Gamble: In addition to all of that, what are some of the other big priorities on your plate?
Stafford: As I mentioned, intraoperability is very important because we have to get the hospital systems communicating correctly and get the right data flowing internally before we start talking to anyone else. And of course cybersecurity is a big focus, along with meeting MIPS and MACRA requirements.
In our IT department, we have four objectives, with the first being customer service. And it’s more than just being respectful to people; we don’t talk tech. We always talk to our customer’s level of understanding. Half of our customers are focused on providing comfort and care to patients — they don’t speak the language of gigabytes. They don’t get gigahertz. If we talk tech to them, they tend to get embarrassed and shut down, and so we focus on listening to them and figuring out what the problem is. We also don’t say ‘no’ in IT. There are a thousand ways to solve every IT issue. So even if we can’t give customers exactly what they want, we can give them options.
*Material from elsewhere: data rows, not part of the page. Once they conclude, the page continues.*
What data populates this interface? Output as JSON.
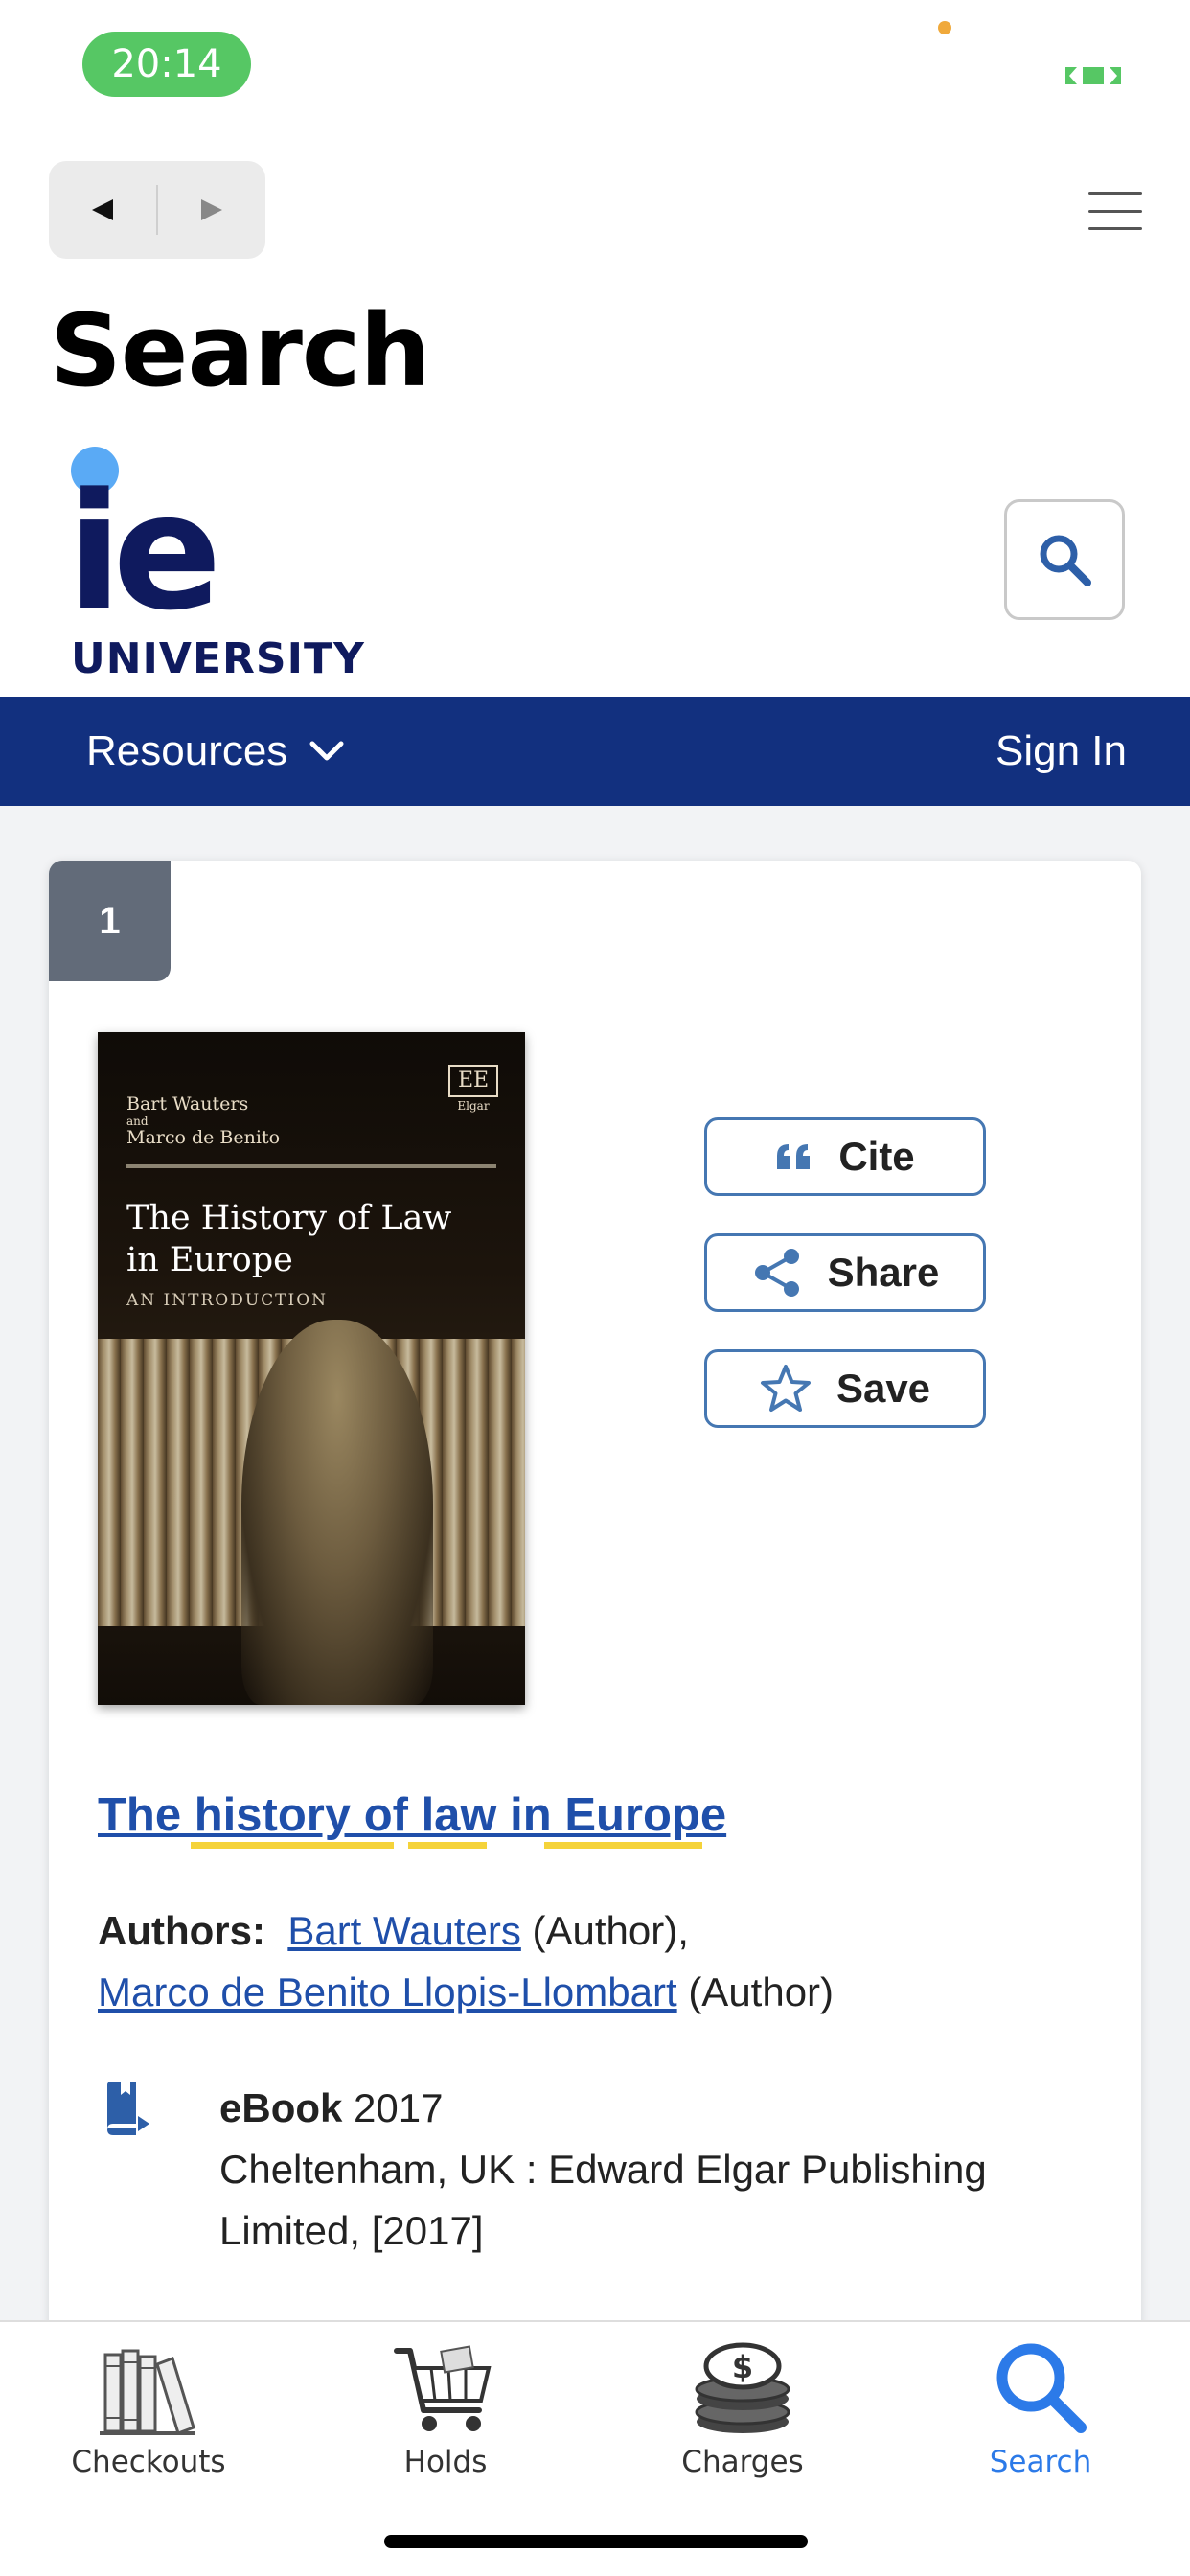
{
  "status_bar": {
    "time": "20:14"
  },
  "page": {
    "title": "Search"
  },
  "logo": {
    "mark": "ie",
    "word": "UNIVERSITY"
  },
  "nav": {
    "resources": "Resources",
    "sign_in": "Sign In"
  },
  "result": {
    "index": "1",
    "cover": {
      "authors_line1": "Bart Wauters",
      "authors_and": "and",
      "authors_line2": "Marco de Benito",
      "title_line1": "The History of Law",
      "title_line2": "in Europe",
      "subtitle": "AN INTRODUCTION",
      "publisher_mark": "EE",
      "publisher_name": "Elgar"
    },
    "actions": {
      "cite": "Cite",
      "share": "Share",
      "save": "Save"
    },
    "title": "The history of law in Europe",
    "authors_label": "Authors:",
    "author1": "Bart Wauters",
    "author1_role": "(Author),",
    "author2": "Marco de Benito Llopis-Llombart",
    "author2_role": "(Author)",
    "format": "eBook",
    "year": "2017",
    "publisher": "Cheltenham, UK : Edward Elgar Publishing Limited, [2017]"
  },
  "tabs": [
    {
      "label": "Checkouts",
      "icon": "books-icon"
    },
    {
      "label": "Holds",
      "icon": "cart-icon"
    },
    {
      "label": "Charges",
      "icon": "coins-icon"
    },
    {
      "label": "Search",
      "icon": "search-icon"
    }
  ],
  "colors": {
    "accent": "#2c7ae8",
    "nav_bar": "#12307f",
    "link": "#1f4faa",
    "highlight": "#f5d33a"
  }
}
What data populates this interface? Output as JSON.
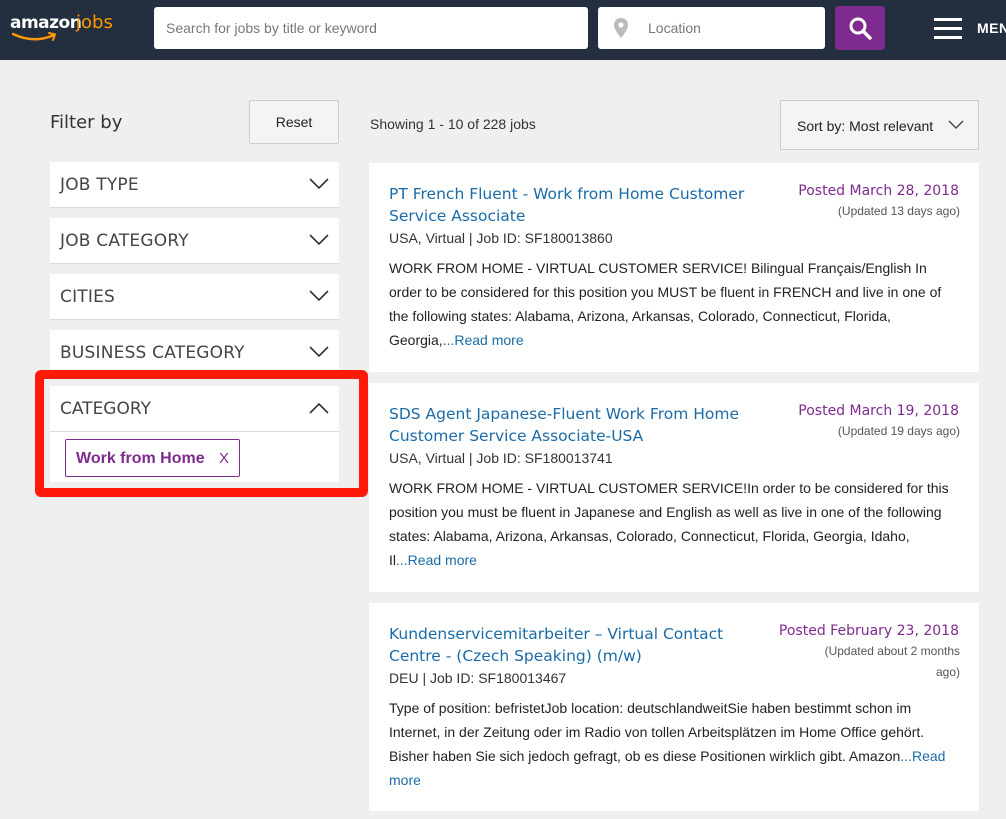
{
  "header": {
    "logo_amazon": "amazon",
    "logo_jobs": "jobs",
    "search_placeholder": "Search for jobs by title or keyword",
    "location_placeholder": "Location",
    "menu_label": "MENU",
    "search_button_color": "#7e2a8e"
  },
  "sidebar": {
    "filter_title": "Filter by",
    "reset_label": "Reset",
    "filters": [
      {
        "label": "JOB TYPE",
        "icon": "chevron-down-icon"
      },
      {
        "label": "JOB CATEGORY",
        "icon": "chevron-down-icon"
      },
      {
        "label": "CITIES",
        "icon": "chevron-down-icon"
      },
      {
        "label": "BUSINESS CATEGORY",
        "icon": "chevron-down-icon"
      }
    ],
    "category": {
      "label": "CATEGORY",
      "icon": "chevron-up-icon",
      "selected_tag": "Work from Home",
      "remove_label": "X"
    },
    "highlight_color": "#ff1a0a"
  },
  "results": {
    "showing_text": "Showing 1 - 10 of 228 jobs",
    "sort_label": "Sort by: Most relevant",
    "jobs": [
      {
        "title": "PT French Fluent - Work from Home Customer Service Associate",
        "meta": "USA, Virtual | Job ID: SF180013860",
        "posted": "Posted March 28, 2018",
        "updated": "(Updated 13 days ago)",
        "description": "WORK FROM HOME - VIRTUAL CUSTOMER SERVICE!  Bilingual Français/English In order to be considered for this position you MUST be fluent in FRENCH and live in one of the following states: Alabama, Arizona, Arkansas, Colorado, Connecticut, Florida, Georgia,",
        "read_more": "...Read more"
      },
      {
        "title": "SDS Agent Japanese-Fluent Work From Home Customer Service Associate-USA",
        "meta": "USA, Virtual | Job ID: SF180013741",
        "posted": "Posted March 19, 2018",
        "updated": "(Updated 19 days ago)",
        "description": "WORK FROM HOME - VIRTUAL CUSTOMER SERVICE!In order to be considered for this position you must be fluent in Japanese and English as well as live in one of the following states: Alabama, Arizona, Arkansas, Colorado, Connecticut, Florida, Georgia, Idaho, Il",
        "read_more": "...Read more"
      },
      {
        "title": "Kundenservicemitarbeiter – Virtual Contact Centre - (Czech Speaking) (m/w)",
        "meta": "DEU | Job ID: SF180013467",
        "posted": "Posted February 23, 2018",
        "updated": "(Updated about 2 months ago)",
        "description": "Type of position: befristetJob location: deutschlandweitSie haben bestimmt schon im Internet, in der Zeitung oder im Radio von tollen Arbeitsplätzen im Home Office gehört. Bisher haben Sie sich jedoch gefragt, ob es diese Positionen wirklich gibt. Amazon",
        "read_more": "...Read more"
      }
    ]
  }
}
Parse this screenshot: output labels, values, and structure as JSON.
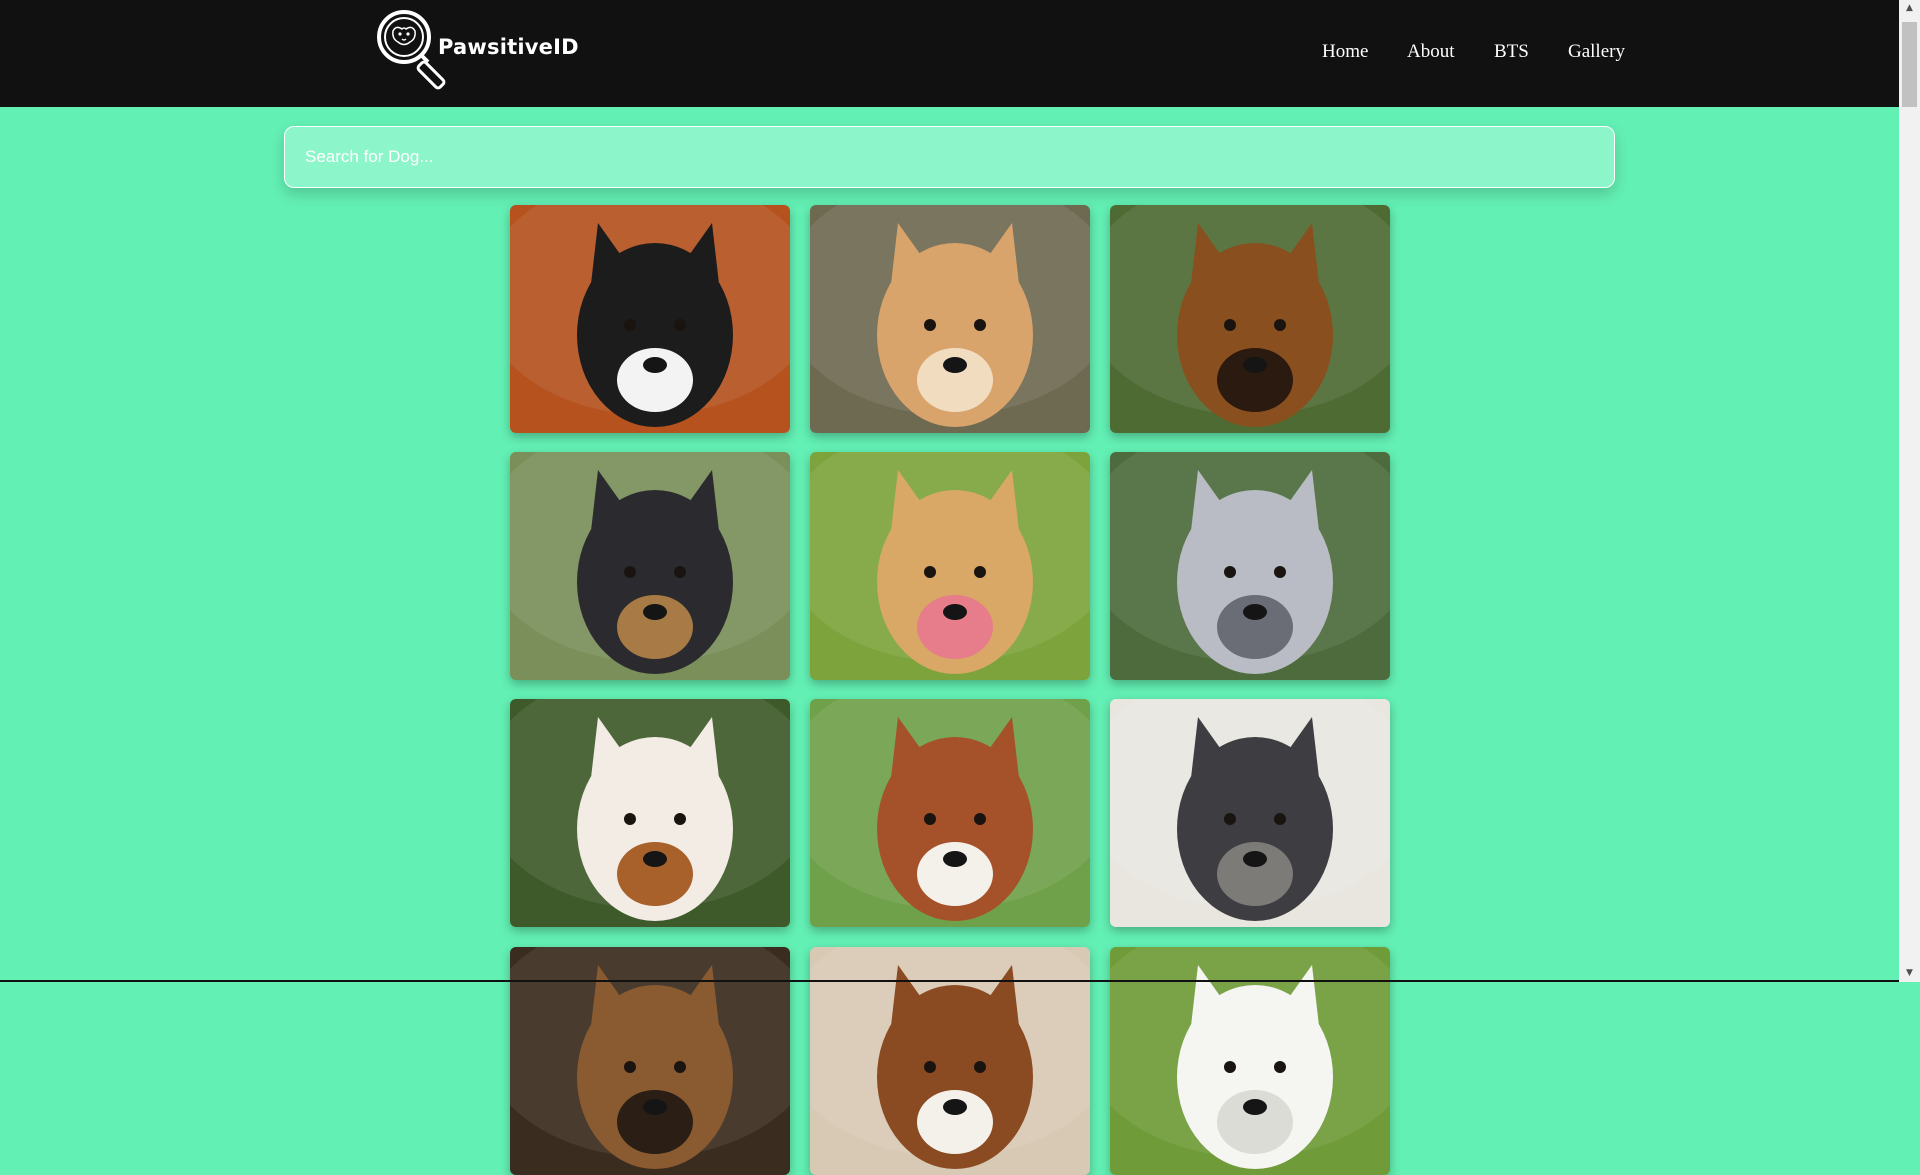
{
  "brand": {
    "name": "PawsitiveID",
    "icon": "magnifier-dog-icon"
  },
  "nav": {
    "items": [
      {
        "label": "Home"
      },
      {
        "label": "About"
      },
      {
        "label": "BTS"
      },
      {
        "label": "Gallery"
      }
    ]
  },
  "search": {
    "placeholder": "Search for Dog...",
    "value": ""
  },
  "gallery": {
    "cards": [
      {
        "subject": "boston-terrier",
        "bg": "#b5521e",
        "fg": "#1c1c1c",
        "accent": "#f3f3f3"
      },
      {
        "subject": "dingo-puppy",
        "bg": "#6e6a52",
        "fg": "#d9a46b",
        "accent": "#f1dcc0"
      },
      {
        "subject": "pekingese",
        "bg": "#4f6b34",
        "fg": "#8a4f1e",
        "accent": "#2a1a10"
      },
      {
        "subject": "bluetick-hound",
        "bg": "#7a8f5a",
        "fg": "#2b2b2f",
        "accent": "#a87a45"
      },
      {
        "subject": "golden-retriever",
        "bg": "#7da33c",
        "fg": "#d9a866",
        "accent": "#e77c8a"
      },
      {
        "subject": "bedlington-terrier",
        "bg": "#4d6b3c",
        "fg": "#b9bcc4",
        "accent": "#6a6d75"
      },
      {
        "subject": "borzoi",
        "bg": "#3e5a2a",
        "fg": "#f2ece4",
        "accent": "#a8612a"
      },
      {
        "subject": "basenji",
        "bg": "#6fa04a",
        "fg": "#a5522a",
        "accent": "#f4f0ea"
      },
      {
        "subject": "scottish-deerhound",
        "bg": "#e9e6e0",
        "fg": "#3e3e42",
        "accent": "#7d7b78"
      },
      {
        "subject": "partial-dog-1",
        "bg": "#3a2c1e",
        "fg": "#8a5a30",
        "accent": "#2b1e14"
      },
      {
        "subject": "partial-dog-2",
        "bg": "#d8c9b5",
        "fg": "#8a4a22",
        "accent": "#f4f0ea"
      },
      {
        "subject": "partial-dog-3",
        "bg": "#6f9b38",
        "fg": "#f5f5f2",
        "accent": "#dcdcd6"
      }
    ]
  },
  "colors": {
    "page_bg": "#63f0b4",
    "navbar_bg": "#111111",
    "search_bg": "#8df5ca"
  }
}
The next objective is to maintain operational stability. With the advent of EHRs, that means we have to be up all the time. The third objective is to enhance strategic and operational initiatives, which is really intraoperability, and then the final objective is to safeguard ePHI. Those are our main objectives, and as long as we’re working on those, we’re providing value to the organization.
Gamble: And you’ve been in your current role for about three years, but with the organization longer?
Stafford: I’ve been with the organization for 10 years this month. When I came into Halifax Health, I was the manager of the Project Office, and I had a similar role in engineering. So even though the work was different, the processes around it were very similar to me. And then I became Director of Information Services and had security, applications, and the Project Office. After about three years, I was fortunate enough to be able to take on the CIO role, and it’s been great.
Gamble: How did you make the leap from engineering to IT?
Stafford: It was interesting. My neighbor two doors down started working as an analyst for Halifax Health around the same time I started in engineering. Our careers had similar trajectories in terms of management, and then she asked me to run the Project Office at Halifax Health, and I did. My thinking was, ‘today I have to worry about the laws of physics and manufacturing — it’ll be really easy to work in healthcare.’ It wasn’t; it’s actually a lot harder, but it’s very rewarding. Knowing we’re able to put the technology in that can help save lives is a good way to go home at night.
Gamble: As far as transitioning to the CIO role, what was the adjustment period like? Was there anyone you reached out to for advice?
Stafford: I had a very good mentor, and I listened a lot and applied the engineering principles I learned in college. That’s when I came up with those four objectives and we started focusing on what was really important. All the work we do is value-add; that’s core to our strategy.
And we’ve been able to cultivate great teams over the last few years. We were named the 10th Best Place to Work in IT for a midsized organization by Computerworld in 2015, and we were second place last year. My teams are very engaged; the attrition rate in the IT department is six percent, which is amazing.
We’re doing a lot of good things, and as much as I’d like to freeze time, I won’t do that because I’m looking forward to the future and all the things we can do in the hospital with better connected systems.
Gamble: Well, your organization is doing great work, and it’s been really interesting to hear about it. I appreciate your time, and I’d definitely like to catch up again down the road.
Stafford: Sure. I’m pretty passionate about this. I know we can do things in IT that can definitely help our clinical workforce care for patients, and I’m looking forward to it.